Emergency and elective general surgery is currently provided at the Royal, City and Mater hospitals but under the plans anyone requiring emergency general surgery will be treated at the Royal, while planned procedures will take place at the City and Mater hospitals.

Vascular surgery, which is currently provided at both Royal and City Hospitals, will go to the Royal

in keeping with its role as the centre for major emergency and trauma services.

Cardiology services are also under review — while patients with heart conditions will continue to be treated at the Royal, City and Mater hospitals, specialist services will be situated at the Royal.

The trust is also looking at the provision of treatment of gynaecology conditions and would like to centralise the service at the City.

“Gynae is on three sites at the moment but if you talk to the clinicians they are very keen for it to go to one site,” said Mr McKee.

Urology services — for those patients with urinary tract and bladder conditions — is also under review with the trust proposing they are all centralised at the City where 80% of patients are already treated.

Mr McKee said it is hoped to relocate ear, nose and throat (ENT) services to the Royal.

“The service is currently provided at the Royal and City and the main driver behind putting it at the Royal is that the accommodation at the City is very poor and we have better accommodation at the Royal,” he said.

As well as providing general ophthalmology services — the branch of medicine which deals with the anatomy, functions and diseases of the eye — for the population of greater Belfast, the trust also provides regional specialist services at the Royal and Mater hospitals.

Under the review, the trust plans to centralise services at the Mater. The locations where patients with joint and skin conditions are treated could also be changed under the plans.
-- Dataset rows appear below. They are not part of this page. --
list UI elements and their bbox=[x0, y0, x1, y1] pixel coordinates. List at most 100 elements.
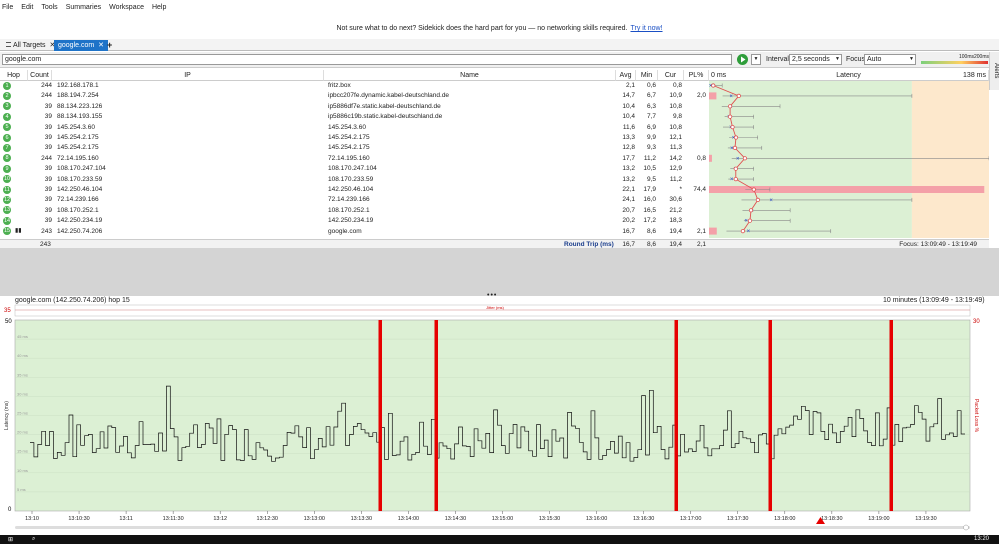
windows-icon[interactable]: ⊞ bbox=[8, 536, 13, 543]
col-hop[interactable]: Hop bbox=[0, 70, 28, 81]
cell-ip: 108.170.252.1 bbox=[57, 206, 99, 214]
x-tick-label: 13:15:30 bbox=[539, 516, 560, 522]
col-latency[interactable]: 0 ms Latency 138 ms bbox=[709, 70, 989, 81]
add-tab-button[interactable]: + bbox=[103, 40, 116, 51]
table-row[interactable]: 13 39 108.170.252.1 108.170.252.1 20,7 16,5 21… bbox=[0, 206, 709, 215]
cell-pl bbox=[684, 133, 706, 142]
focus-label: Focus bbox=[846, 56, 866, 63]
menu-file[interactable]: File bbox=[0, 0, 17, 11]
target-input[interactable]: google.com bbox=[2, 54, 732, 65]
timeline-thumb bbox=[963, 524, 969, 531]
table-row[interactable]: 2 244 188.194.7.254 ipbcc207fe.dynamic.kabe… bbox=[0, 91, 709, 100]
table-row[interactable]: 9 39 108.170.247.104 108.170.247.104 13,2 10,… bbox=[0, 164, 709, 173]
search-icon[interactable]: ⌕ bbox=[32, 536, 35, 543]
tab-all-targets-label: All Targets bbox=[13, 42, 46, 49]
menu-help[interactable]: Help bbox=[148, 0, 170, 11]
cell-pl bbox=[684, 206, 706, 215]
cell-min: 17,9 bbox=[643, 186, 656, 193]
menu-edit[interactable]: Edit bbox=[17, 0, 37, 11]
interval-value: 2,5 seconds bbox=[792, 56, 830, 63]
cell-pl bbox=[684, 123, 706, 132]
cell-count: 39 bbox=[44, 144, 52, 152]
scale-200-label: 200ms bbox=[974, 54, 990, 60]
col-cur[interactable]: Cur bbox=[658, 70, 684, 81]
cell-avg: 22,1 bbox=[622, 186, 635, 193]
col-ip[interactable]: IP bbox=[52, 70, 324, 81]
hop-number: 4 bbox=[3, 112, 11, 121]
table-row[interactable]: 8 244 72.14.195.160 72.14.195.160 17,7 11,2 14… bbox=[0, 154, 709, 163]
cell-avg: 16,7 bbox=[622, 227, 635, 235]
menu-tools[interactable]: Tools bbox=[37, 0, 61, 11]
tab-all-targets[interactable]: All Targets ✕ bbox=[2, 40, 59, 51]
cell-count: 39 bbox=[44, 206, 52, 214]
cell-avg: 13,2 bbox=[622, 175, 635, 183]
table-row[interactable]: 12 39 72.14.239.166 72.14.239.166 24,1 16,0 30… bbox=[0, 195, 709, 204]
hop-number: 15 bbox=[3, 227, 11, 236]
col-avg[interactable]: Avg bbox=[616, 70, 636, 81]
table-row[interactable]: 11 39 142.250.46.104 142.250.46.104 22,1 17,9… bbox=[0, 185, 709, 194]
cell-ip: 108.170.233.59 bbox=[57, 175, 103, 183]
cell-count: 39 bbox=[44, 217, 52, 225]
cell-cur: 9,8 bbox=[672, 113, 682, 121]
hop-number: 8 bbox=[3, 154, 11, 163]
play-dropdown[interactable]: ▼ bbox=[751, 54, 761, 65]
avg-latency-point bbox=[751, 187, 756, 192]
table-row[interactable]: 5 39 145.254.3.60 145.254.3.60 11,6 6,9 10,8 bbox=[0, 123, 709, 132]
current-latency-mark: × bbox=[736, 156, 740, 162]
menu-summaries[interactable]: Summaries bbox=[62, 0, 105, 11]
cell-pl bbox=[684, 81, 706, 90]
y-tick-label: 30 ms bbox=[17, 391, 28, 396]
cell-ip: 72.14.195.160 bbox=[57, 154, 99, 162]
col-name[interactable]: Name bbox=[324, 70, 616, 81]
scale-bar bbox=[921, 61, 988, 64]
table-row[interactable]: 7 39 145.254.2.175 145.254.2.175 12,8 9,3 11,3 bbox=[0, 143, 709, 152]
table-row[interactable]: 4 39 88.134.193.155 ip5886c19b.static.kabel… bbox=[0, 112, 709, 121]
x-tick-label: 13:15:00 bbox=[492, 516, 513, 522]
cell-pl bbox=[684, 216, 706, 225]
summary-cur: 19,4 bbox=[669, 241, 682, 248]
col-pl[interactable]: PL% bbox=[684, 70, 709, 81]
banner-link[interactable]: Try it now! bbox=[631, 25, 663, 32]
cell-ip: 88.134.223.126 bbox=[57, 102, 103, 110]
col-count[interactable]: Count bbox=[28, 70, 52, 81]
packet-loss-bar bbox=[709, 154, 712, 162]
bar-chart-icon[interactable]: ▮▮ bbox=[15, 227, 22, 236]
cell-name: 145.254.3.60 bbox=[328, 123, 366, 131]
cell-pl: 2,0 bbox=[696, 92, 706, 100]
cell-avg: 20,7 bbox=[622, 206, 635, 214]
table-row[interactable]: 6 39 145.254.2.175 145.254.2.175 13,3 9,9 12,1 bbox=[0, 133, 709, 142]
play-button[interactable] bbox=[737, 54, 748, 65]
focus-select[interactable]: Auto ▼ bbox=[864, 54, 916, 65]
menu-workspace[interactable]: Workspace bbox=[105, 0, 148, 11]
cell-pl bbox=[684, 164, 706, 173]
target-tabs: All Targets ✕ google.com ✕ + bbox=[0, 39, 999, 51]
table-row[interactable]: 10 39 108.170.233.59 108.170.233.59 13,2 9,5 1… bbox=[0, 175, 709, 184]
cell-name: 72.14.195.160 bbox=[328, 154, 370, 162]
y2-axis-max: 30 bbox=[973, 319, 980, 325]
warning-latency-zone bbox=[911, 81, 989, 238]
table-row[interactable]: 3 39 88.134.223.126 ip5886df7e.static.kabel… bbox=[0, 102, 709, 111]
summary-count: 243 bbox=[40, 241, 51, 248]
interval-select[interactable]: 2,5 seconds ▼ bbox=[789, 54, 842, 65]
y-axis-title: Latency (ms) bbox=[4, 401, 10, 430]
cell-name: fritz.box bbox=[328, 82, 351, 89]
tab-google[interactable]: google.com ✕ bbox=[54, 40, 109, 51]
summary-avg: 16,7 bbox=[622, 241, 635, 248]
history-panel: google.com (142.250.74.206) hop 15 10 mi… bbox=[0, 296, 999, 531]
alerts-tab[interactable]: Alerts bbox=[989, 52, 999, 90]
table-row[interactable]: 14 39 142.250.234.19 142.250.234.19 20,2 17,2… bbox=[0, 216, 709, 225]
cell-min: 17,2 bbox=[643, 217, 656, 225]
packet-loss-marker bbox=[434, 320, 438, 511]
cell-avg: 17,7 bbox=[622, 154, 635, 162]
cell-ip: 145.254.2.175 bbox=[57, 144, 99, 152]
current-latency-mark: × bbox=[769, 198, 773, 204]
cell-name: 142.250.234.19 bbox=[328, 217, 374, 225]
cell-cur: * bbox=[679, 186, 682, 193]
avg-latency-point bbox=[711, 83, 716, 88]
y-tick-label: 5 ms bbox=[17, 487, 26, 492]
col-min[interactable]: Min bbox=[636, 70, 658, 81]
cell-ip: 145.254.3.60 bbox=[57, 123, 95, 131]
table-row[interactable]: 15 243 142.250.74.206 google.com 16,7 8,6 19,4… bbox=[0, 227, 709, 236]
cell-min: 9,9 bbox=[646, 134, 656, 141]
table-row[interactable]: 1 244 192.168.178.1 fritz.box 2,1 0,6 0,8 bbox=[0, 81, 709, 90]
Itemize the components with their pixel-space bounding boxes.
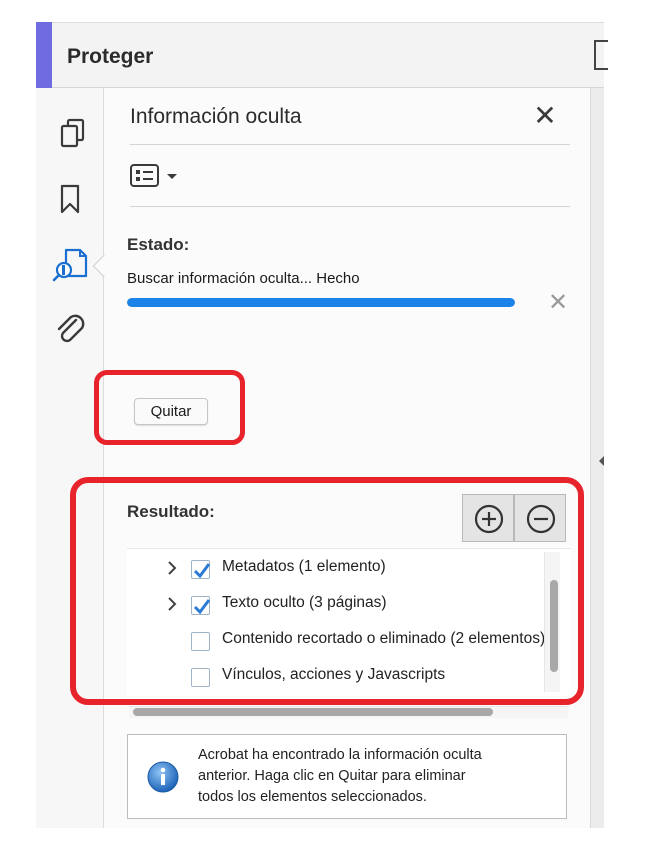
close-button[interactable]: ✕ <box>531 102 559 130</box>
paperclip-icon[interactable] <box>52 310 92 350</box>
chevron-right-icon[interactable] <box>163 595 181 613</box>
progress-bar <box>127 298 515 307</box>
collapse-all-button[interactable] <box>514 494 566 542</box>
info-icon <box>146 760 180 794</box>
horizontal-scroll-thumb[interactable] <box>133 708 493 716</box>
bookmark-icon[interactable] <box>52 180 92 220</box>
checkmark-icon <box>193 599 211 615</box>
tree-row-links-actions[interactable]: Vínculos, acciones y Javascripts <box>127 661 547 691</box>
info-line: todos los elementos seleccionados. <box>198 789 427 805</box>
checkbox-links-actions[interactable] <box>191 668 210 687</box>
minus-circle-icon <box>526 504 556 534</box>
tree-label: Texto oculto (3 páginas) <box>222 594 387 611</box>
tree-row-metadata[interactable]: Metadatos (1 elemento) <box>127 553 547 583</box>
checkbox-cropped-content[interactable] <box>191 632 210 651</box>
status-label: Estado: <box>127 235 190 254</box>
info-message-text: Acrobat ha encontrado la información ocu… <box>198 745 558 808</box>
info-line: Acrobat ha encontrado la información ocu… <box>198 747 482 763</box>
expand-all-button[interactable] <box>462 494 514 542</box>
hidden-info-icon[interactable] <box>52 246 92 286</box>
tree-label: Metadatos (1 elemento) <box>222 558 386 575</box>
cancel-search-button[interactable]: ✕ <box>547 291 569 315</box>
results-tree: Metadatos (1 elemento) Texto oculto (3 p… <box>127 548 571 696</box>
checkbox-metadata[interactable] <box>191 560 211 579</box>
divider <box>130 144 570 145</box>
panel-toggle-icon[interactable] <box>594 40 608 70</box>
info-line: anterior. Haga clic en Quitar para elimi… <box>198 768 466 784</box>
checkbox-hidden-text[interactable] <box>191 596 211 615</box>
tree-row-hidden-text[interactable]: Texto oculto (3 páginas) <box>127 589 547 619</box>
vertical-scroll-thumb[interactable] <box>550 580 558 672</box>
tree-label: Vínculos, acciones y Javascripts <box>222 666 446 683</box>
pages-icon[interactable] <box>54 114 94 154</box>
chevron-right-icon[interactable] <box>163 559 181 577</box>
plus-circle-icon <box>474 504 504 534</box>
left-navigation-rail <box>36 88 104 828</box>
divider <box>130 206 570 207</box>
checkmark-icon <box>193 563 211 579</box>
collapse-panel-arrow[interactable] <box>599 456 604 466</box>
status-text: Buscar información oculta... Hecho <box>127 270 360 287</box>
progress-fill <box>127 298 515 307</box>
tree-row-cropped-content[interactable]: Contenido recortado o eliminado (2 eleme… <box>127 625 547 655</box>
tree-label: Contenido recortado o eliminado (2 eleme… <box>222 630 546 647</box>
remove-button[interactable]: Quitar <box>134 398 208 425</box>
options-dropdown-button[interactable] <box>130 163 182 189</box>
results-label: Resultado: <box>127 502 215 521</box>
tool-accent-bar <box>36 22 52 88</box>
tool-title: Proteger <box>67 45 154 68</box>
panel-title: Información oculta <box>130 105 302 128</box>
protect-tool-window: Proteger Información oculta ✕ Estado: Bu… <box>0 0 668 853</box>
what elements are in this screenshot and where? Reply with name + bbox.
Adult rheumatology and dermatology services are currently provided at the Royal, Musgrave and City hospitals but there are plans to locate inpatient rheumatology and dermatology at the City. Day case dermatology services will be provided at both the Royal and City hospitals.

Biologic treatments for patients with skin and joint conditions, which require specialist equipment, will be centralised at the City.

Some children’s services are also under review, including paediatric ENT, rheumatology and orthopaedics.

Mr McKee said he is confident the proposals will be given the green light by the public and that he hopes to begin implement the changes by the autumn.